A indústria siderúrgica nacional abriu oficialmente uma batalha contra o projeto da Ceará Steel (associação da coreana Dongkuk e da italiana Danielli com a Vale do Rio Doce), que terá gás a preço subsidiado pela Petrobras. O Instituto Brasileiro de Siderurgia (IBS) encaminhou na quinta-feira, 1º, ao presidente Luiz Inácio Lula da Silva uma lista dos prejuízos que o projeto pode trazer à indústria nacional, alertando para as restrições que as exportações brasileiras de aço podem sofrer por causa do subsídio, por descumprir regras da Organização Mundial do Comércio (OMC).A Petrobras preferiu não comentar. A estatal tem se reunido com os acionistas da Ceará Steel em busca de solução. No mês passado, o senador Tasso Jereissati (PSDB-CE), disse que os investidores estrangeiros iriam desistir do projeto, se não houvesse acordo até o fim de fevereiro. Em entrevista ao Estado no início do ano, o diretor de Gás e Energia da Petrobras, Ildo Sauer, disse que uma das opções seria a entrada da estatal no empreendimento.
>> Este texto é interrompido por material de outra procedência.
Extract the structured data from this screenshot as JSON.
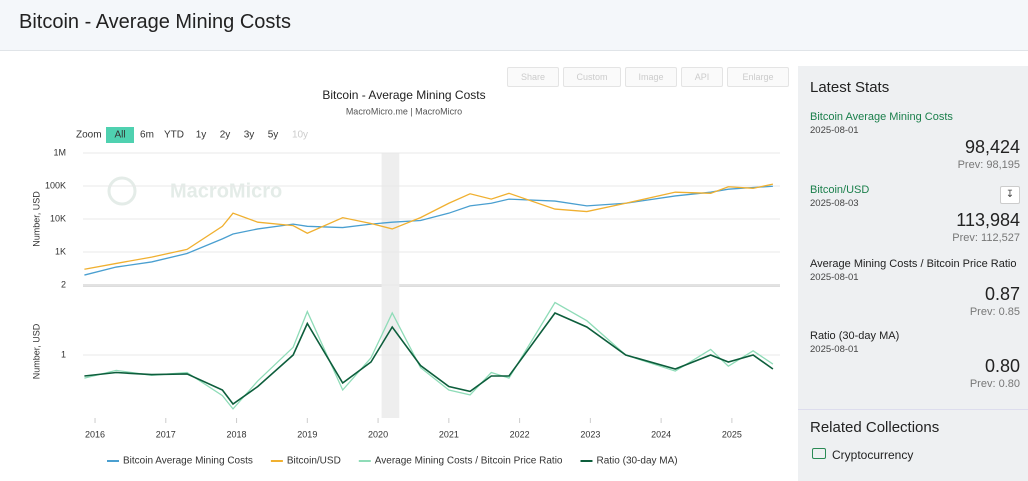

Até agora, não houve anúncio formal de acordo.O tema começou a ser debatido no fim do ano passado, quando o deputado federal Ciro Gomes reclamou da resistência da Petrobras em fornecer gás natural ao preço pedido pela Ceará Steel. Na época, Sauer contou que o preço inicial, acertado em meados da década de 90, estava próximo dos US$ 1 por milhão de BTU. Hoje, a estatal brasileira vende gás ao mercado a cerca de US$ 5 por milhão de BTU. O executivo frisou, então, que a empresa não poderia assinar um contrato que lhe desse prejuízo.